第7章 36℃
コンロを開けば、自分で自分を褒めたくなるくらい秋刀魚に良い焼き色がついていた。普段は面倒くさくてコンロを使っての焼き魚なんて絶対しないけれど、今日は特別だ。
だって、クロのおかげで、赤葦と付き合えたようなものなのだから。応援してくれていた研磨にも、次の休みにアップルパイをたくさん作るんだ!
そんな風に意気込みながら、塩焼きにしたサンマと、竜田揚げにしたサンマと、サンマの煮付けをお弁当箱にぎっしり詰めていく。ドコサヘキサエン酸?だかなんだか忘れたけどクロの大好きなよくわからない栄養素たっぷりお魚弁当の完成だ。
時計を見やれば、まだ家を出る時間まで大分余裕がある。
お弁当を作り終えてから、部屋に戻れば。スマホの画面が、丁度光った。
一件のラインが来ていて、送り主は――赤葦だ。
【おはよう。昨日はありがとう。今日も頑張ろう】
絵文字も顔文字もない実に簡素な文章だけれど、それがたまらなく嬉しかった。
昨日、家まで送ってもらった後、赤葦から初めて個別のラインが来た。それも素っ気ないものだったけど、これからは、グループラインじゃなくて、こうやってやりとりできるんだな、なんて、すごく幸せで。夜な夜な研磨とクロに惚気にいった。まぁ、小二時間ほどで、研磨に無理矢理追い出されたけれど。

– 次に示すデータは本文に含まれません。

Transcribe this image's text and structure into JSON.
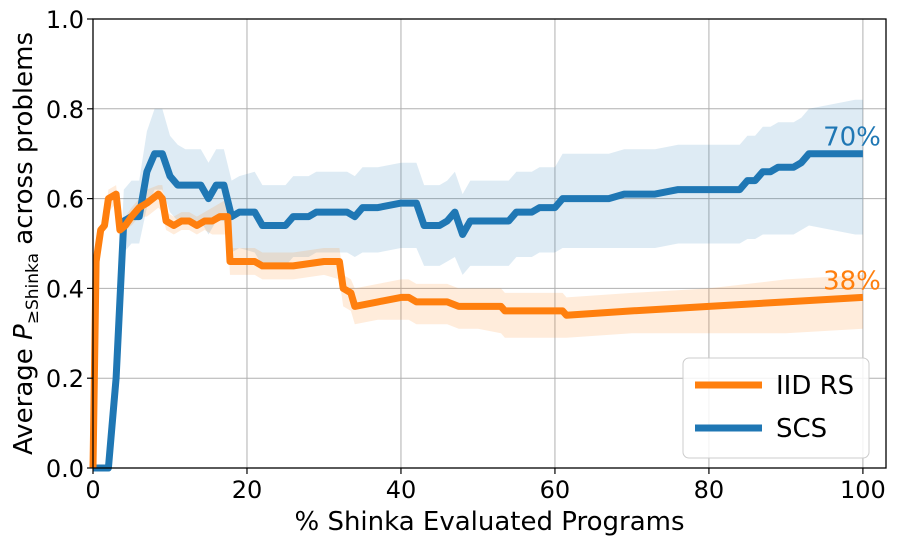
{
  "chart_data": {
    "type": "line",
    "xlabel": "% Shinka Evaluated Programs",
    "ylabel_parts": {
      "prefix": "Average ",
      "symbol": "P",
      "subscript": "≥Shinka",
      "suffix": " across problems"
    },
    "xlim": [
      0,
      103
    ],
    "ylim": [
      0,
      1.0
    ],
    "xticks": [
      0,
      20,
      40,
      60,
      80,
      100
    ],
    "yticks": [
      0.0,
      0.2,
      0.4,
      0.6,
      0.8,
      1.0
    ],
    "xtick_labels": [
      "0",
      "20",
      "40",
      "60",
      "80",
      "100"
    ],
    "ytick_labels": [
      "0.0",
      "0.2",
      "0.4",
      "0.6",
      "0.8",
      "1.0"
    ],
    "grid": true,
    "legend_position": "bottom-right",
    "series": [
      {
        "name": "IID RS",
        "color": "#ff7f0e",
        "end_label": "38%",
        "x": [
          0,
          0.4,
          1,
          1.5,
          2,
          3,
          3.5,
          4.2,
          5,
          6,
          7,
          8.5,
          9,
          9.5,
          10.5,
          11.5,
          12.5,
          13.5,
          14.5,
          15.5,
          16.5,
          17.5,
          17.8,
          19,
          21,
          22,
          25,
          26,
          30,
          32,
          32.5,
          33.5,
          34,
          37,
          40,
          41,
          42,
          43,
          45,
          46,
          47.5,
          50,
          53,
          53.5,
          55,
          61,
          61.5,
          70,
          80,
          90,
          100
        ],
        "y": [
          0.0,
          0.46,
          0.53,
          0.54,
          0.6,
          0.61,
          0.53,
          0.54,
          0.56,
          0.58,
          0.59,
          0.61,
          0.6,
          0.55,
          0.54,
          0.55,
          0.55,
          0.54,
          0.55,
          0.55,
          0.56,
          0.56,
          0.46,
          0.46,
          0.46,
          0.45,
          0.45,
          0.45,
          0.46,
          0.46,
          0.4,
          0.39,
          0.36,
          0.37,
          0.38,
          0.38,
          0.37,
          0.37,
          0.37,
          0.37,
          0.36,
          0.36,
          0.36,
          0.35,
          0.35,
          0.35,
          0.34,
          0.35,
          0.36,
          0.37,
          0.38
        ],
        "lower": [
          0.0,
          0.45,
          0.52,
          0.53,
          0.57,
          0.59,
          0.52,
          0.53,
          0.54,
          0.56,
          0.56,
          0.58,
          0.57,
          0.53,
          0.52,
          0.53,
          0.53,
          0.52,
          0.53,
          0.52,
          0.52,
          0.52,
          0.43,
          0.43,
          0.43,
          0.42,
          0.42,
          0.42,
          0.43,
          0.42,
          0.36,
          0.35,
          0.32,
          0.33,
          0.33,
          0.33,
          0.32,
          0.32,
          0.32,
          0.32,
          0.31,
          0.31,
          0.3,
          0.29,
          0.29,
          0.29,
          0.29,
          0.3,
          0.3,
          0.3,
          0.31
        ],
        "upper": [
          0.0,
          0.47,
          0.54,
          0.56,
          0.62,
          0.63,
          0.55,
          0.56,
          0.58,
          0.6,
          0.62,
          0.63,
          0.63,
          0.57,
          0.56,
          0.57,
          0.57,
          0.56,
          0.57,
          0.58,
          0.59,
          0.6,
          0.49,
          0.49,
          0.49,
          0.48,
          0.48,
          0.48,
          0.49,
          0.49,
          0.43,
          0.42,
          0.4,
          0.41,
          0.42,
          0.42,
          0.41,
          0.41,
          0.41,
          0.41,
          0.4,
          0.4,
          0.4,
          0.39,
          0.39,
          0.39,
          0.38,
          0.39,
          0.4,
          0.42,
          0.43
        ]
      },
      {
        "name": "SCS",
        "color": "#1f77b4",
        "end_label": "70%",
        "x": [
          0,
          2,
          3,
          4,
          5,
          6,
          7,
          8,
          9,
          10,
          11,
          12,
          14,
          15,
          16,
          17,
          18,
          19,
          21,
          22,
          25,
          26,
          28,
          29,
          32,
          33,
          34,
          35,
          37,
          40,
          42,
          43,
          45,
          46,
          47,
          48,
          49,
          51,
          53,
          54,
          55,
          56,
          57,
          58,
          59,
          60,
          61,
          64,
          67,
          69,
          72,
          73,
          76,
          79,
          84,
          85,
          86,
          87,
          88,
          89,
          91,
          92,
          93,
          96,
          99,
          100
        ],
        "y": [
          0.0,
          0.0,
          0.2,
          0.55,
          0.56,
          0.56,
          0.66,
          0.7,
          0.7,
          0.65,
          0.63,
          0.63,
          0.63,
          0.6,
          0.63,
          0.63,
          0.56,
          0.57,
          0.57,
          0.54,
          0.54,
          0.56,
          0.56,
          0.57,
          0.57,
          0.57,
          0.56,
          0.58,
          0.58,
          0.59,
          0.59,
          0.54,
          0.54,
          0.55,
          0.57,
          0.52,
          0.55,
          0.55,
          0.55,
          0.55,
          0.57,
          0.57,
          0.57,
          0.58,
          0.58,
          0.58,
          0.6,
          0.6,
          0.6,
          0.61,
          0.61,
          0.61,
          0.62,
          0.62,
          0.62,
          0.64,
          0.64,
          0.66,
          0.66,
          0.67,
          0.67,
          0.68,
          0.7,
          0.7,
          0.7,
          0.7
        ],
        "lower": [
          0.0,
          0.0,
          0.15,
          0.48,
          0.5,
          0.5,
          0.58,
          0.62,
          0.62,
          0.57,
          0.55,
          0.55,
          0.55,
          0.52,
          0.55,
          0.55,
          0.48,
          0.49,
          0.48,
          0.45,
          0.45,
          0.47,
          0.47,
          0.48,
          0.48,
          0.48,
          0.47,
          0.48,
          0.48,
          0.49,
          0.49,
          0.45,
          0.45,
          0.46,
          0.47,
          0.43,
          0.45,
          0.45,
          0.45,
          0.45,
          0.47,
          0.47,
          0.47,
          0.48,
          0.48,
          0.48,
          0.49,
          0.49,
          0.49,
          0.49,
          0.49,
          0.49,
          0.5,
          0.5,
          0.5,
          0.51,
          0.51,
          0.52,
          0.52,
          0.52,
          0.52,
          0.53,
          0.54,
          0.53,
          0.52,
          0.52
        ],
        "upper": [
          0.0,
          0.0,
          0.25,
          0.62,
          0.64,
          0.64,
          0.75,
          0.8,
          0.8,
          0.74,
          0.72,
          0.71,
          0.71,
          0.68,
          0.71,
          0.71,
          0.64,
          0.65,
          0.66,
          0.63,
          0.63,
          0.65,
          0.65,
          0.66,
          0.66,
          0.66,
          0.65,
          0.67,
          0.67,
          0.68,
          0.68,
          0.63,
          0.63,
          0.64,
          0.66,
          0.61,
          0.64,
          0.64,
          0.64,
          0.64,
          0.66,
          0.66,
          0.66,
          0.67,
          0.67,
          0.67,
          0.7,
          0.7,
          0.7,
          0.71,
          0.71,
          0.71,
          0.72,
          0.72,
          0.72,
          0.74,
          0.74,
          0.76,
          0.76,
          0.77,
          0.77,
          0.78,
          0.8,
          0.81,
          0.82,
          0.82
        ]
      }
    ]
  }
}
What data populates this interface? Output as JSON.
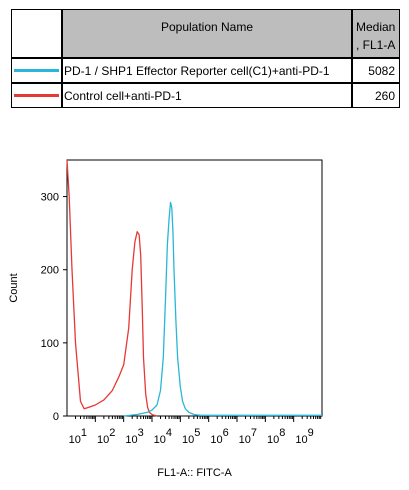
{
  "legend": {
    "header_population": "Population Name",
    "header_median_line1": "Median",
    "header_median_line2": ", FL1-A",
    "rows": [
      {
        "name": "PD-1 / SHP1 Effector Reporter cell(C1)+anti-PD-1",
        "median": "5082",
        "color": "#29b6d8"
      },
      {
        "name": "Control cell+anti-PD-1",
        "median": "260",
        "color": "#e53935"
      }
    ]
  },
  "chart_data": {
    "type": "line",
    "title": "",
    "xlabel": "FL1-A:: FITC-A",
    "ylabel": "Count",
    "xscale": "log",
    "xlim": [
      1,
      1000000000
    ],
    "ylim": [
      0,
      350
    ],
    "yticks": [
      0,
      100,
      200,
      300
    ],
    "xtick_labels": [
      "10",
      "10",
      "10",
      "10",
      "10",
      "10",
      "10",
      "10",
      "10"
    ],
    "xtick_exponents": [
      "1",
      "2",
      "3",
      "4",
      "5",
      "6",
      "7",
      "8",
      "9"
    ],
    "grid": false,
    "series": [
      {
        "name": "Control cell+anti-PD-1",
        "color": "#e53935",
        "x": [
          1,
          1.2,
          1.5,
          2,
          3,
          4,
          6,
          10,
          20,
          40,
          70,
          100,
          150,
          200,
          250,
          300,
          350,
          400,
          450,
          500,
          600,
          700,
          800,
          1000,
          1200,
          1500
        ],
        "y": [
          350,
          300,
          200,
          100,
          20,
          10,
          12,
          15,
          22,
          35,
          55,
          70,
          120,
          200,
          238,
          252,
          248,
          220,
          150,
          80,
          30,
          12,
          5,
          2,
          1,
          0
        ]
      },
      {
        "name": "PD-1 / SHP1 Effector Reporter cell(C1)+anti-PD-1",
        "color": "#29b6d8",
        "x": [
          100,
          300,
          700,
          1000,
          1500,
          2000,
          2500,
          3000,
          3500,
          4000,
          4500,
          5000,
          5500,
          6000,
          7000,
          8000,
          10000,
          12000,
          15000,
          20000,
          30000,
          50000,
          100000,
          1000000,
          1000000000
        ],
        "y": [
          0,
          2,
          5,
          8,
          15,
          35,
          80,
          160,
          235,
          270,
          292,
          285,
          250,
          200,
          130,
          80,
          40,
          20,
          10,
          5,
          2,
          1,
          1,
          1,
          1
        ]
      }
    ]
  }
}
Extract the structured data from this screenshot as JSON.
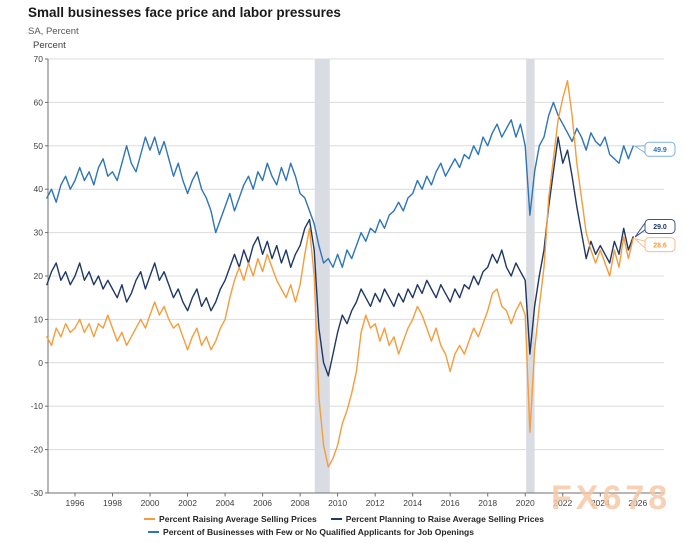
{
  "header": {
    "title": "Small businesses face price and labor pressures",
    "subtitle": "SA, Percent"
  },
  "watermark": "FX678",
  "chart_data": {
    "type": "line",
    "title": "Small businesses face price and labor pressures",
    "subtitle": "SA, Percent",
    "xlabel": "",
    "ylabel": "Percent",
    "ylim": [
      -30,
      70
    ],
    "y_ticks": [
      70,
      60,
      50,
      40,
      30,
      20,
      10,
      0,
      -10,
      -20,
      -30
    ],
    "x_ticks": [
      1996,
      1998,
      2000,
      2002,
      2004,
      2006,
      2008,
      2010,
      2012,
      2014,
      2016,
      2018,
      2020,
      2022,
      2024,
      2026
    ],
    "xlim": [
      1994.5,
      2027.3
    ],
    "x_start": 1994.5,
    "x_step": 0.25,
    "grid": "horizontal",
    "legend_position": "bottom",
    "recession_bands": [
      {
        "start": 2008.78,
        "end": 2009.58
      },
      {
        "start": 2020.05,
        "end": 2020.5
      }
    ],
    "band_color": "#d9dce3",
    "axis_color": "#6f6f6f",
    "grid_color": "#dcdcdc",
    "tick_label_color": "#3f3f3f",
    "series": [
      {
        "name": "Percent Raising Average Selling Prices",
        "color": "#F59C3C",
        "callout_border": "#F8BE8C",
        "end_label": "28.6",
        "values": [
          6,
          4,
          8,
          6,
          9,
          7,
          8,
          10,
          7,
          9,
          6,
          9,
          8,
          11,
          8,
          5,
          7,
          4,
          6,
          8,
          10,
          8,
          11,
          14,
          11,
          13,
          10,
          8,
          9,
          6,
          3,
          6,
          8,
          4,
          6,
          3,
          5,
          8,
          10,
          15,
          19,
          22,
          19,
          23,
          20,
          24,
          21,
          25,
          22,
          19,
          17,
          15,
          18,
          14,
          18,
          25,
          31,
          20,
          -8,
          -19,
          -24,
          -22,
          -19,
          -14,
          -11,
          -7,
          -2,
          7,
          11,
          8,
          9,
          5,
          8,
          4,
          6,
          2,
          5,
          8,
          10,
          13,
          11,
          8,
          5,
          8,
          4,
          2,
          -2,
          2,
          4,
          2,
          5,
          8,
          6,
          9,
          12,
          16,
          17,
          13,
          12,
          9,
          12,
          14,
          11,
          -16,
          3,
          13,
          22,
          38,
          47,
          56,
          61,
          65,
          57,
          46,
          38,
          30,
          26,
          23,
          26,
          23,
          20,
          26,
          22,
          29,
          24,
          28.6
        ]
      },
      {
        "name": "Percent Planning to Raise Average Selling Prices",
        "color": "#1F3864",
        "callout_border": "#41548a",
        "end_label": "29.0",
        "values": [
          18,
          21,
          23,
          19,
          21,
          18,
          20,
          23,
          19,
          21,
          18,
          20,
          17,
          19,
          17,
          15,
          18,
          14,
          16,
          19,
          21,
          17,
          20,
          23,
          19,
          21,
          18,
          15,
          17,
          14,
          12,
          15,
          17,
          13,
          15,
          12,
          14,
          17,
          19,
          22,
          25,
          22,
          26,
          23,
          27,
          29,
          25,
          28,
          24,
          27,
          23,
          26,
          22,
          25,
          27,
          31,
          33,
          26,
          8,
          0,
          -3,
          2,
          7,
          11,
          9,
          12,
          14,
          17,
          15,
          13,
          16,
          14,
          17,
          15,
          13,
          16,
          14,
          17,
          15,
          18,
          16,
          19,
          17,
          15,
          18,
          16,
          14,
          17,
          15,
          18,
          17,
          20,
          18,
          21,
          22,
          25,
          23,
          26,
          22,
          20,
          23,
          21,
          19,
          2,
          13,
          20,
          26,
          36,
          44,
          52,
          46,
          49,
          43,
          36,
          30,
          24,
          28,
          25,
          27,
          25,
          23,
          28,
          25,
          31,
          26,
          29
        ]
      },
      {
        "name": "Percent of Businesses with Few or No Qualified Applicants for Job Openings",
        "color": "#2E75B6",
        "callout_border": "#7FB2E0",
        "end_label": "49.9",
        "values": [
          38,
          40,
          37,
          41,
          43,
          40,
          42,
          45,
          42,
          44,
          41,
          45,
          47,
          43,
          44,
          42,
          46,
          50,
          46,
          44,
          48,
          52,
          49,
          52,
          48,
          51,
          47,
          43,
          46,
          42,
          39,
          42,
          44,
          40,
          38,
          35,
          30,
          33,
          36,
          39,
          35,
          38,
          41,
          43,
          40,
          44,
          42,
          46,
          43,
          41,
          45,
          42,
          46,
          43,
          39,
          38,
          35,
          32,
          27,
          23,
          24,
          22,
          25,
          22,
          26,
          24,
          27,
          30,
          28,
          31,
          30,
          33,
          31,
          34,
          35,
          37,
          35,
          38,
          39,
          42,
          40,
          43,
          41,
          44,
          46,
          43,
          45,
          47,
          45,
          48,
          47,
          50,
          48,
          52,
          50,
          53,
          55,
          52,
          54,
          56,
          52,
          55,
          50,
          34,
          44,
          50,
          52,
          57,
          60,
          57,
          55,
          53,
          51,
          54,
          52,
          49,
          53,
          51,
          50,
          52,
          48,
          47,
          46,
          50,
          47,
          49.9
        ]
      }
    ],
    "legend_rows": [
      [
        0,
        1
      ],
      [
        2
      ]
    ]
  }
}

今日も朝から赤葦からラインをもらえるなんて、なんて幸せな日なんだろう。にやにやしながら返事を打って、鼻歌を歌いながら朝練の準備をする。母にも「今日は随分機嫌がいいのね」なんて笑われた。
いってきますと元気よく家を出て、いつものように隣の家に突入する。
『研磨ぁー!!』
ガラガラッと大きな音を立てて研磨の部屋の扉を開ければ、ゲームをやっていたらしい研磨は顕著に顔を歪めながらこちらを見つめている。
「……朝からうるさい」
『おはよー!朝練行こー!』
「やだ…いつもより20分も早いじゃん…」
『いいから!!たまには早く行こうよ!!』
なまえはぐいぐいと研磨の腕を引っ張って部屋から引き摺り出して、今度はその隣の黒尾の家に突入する。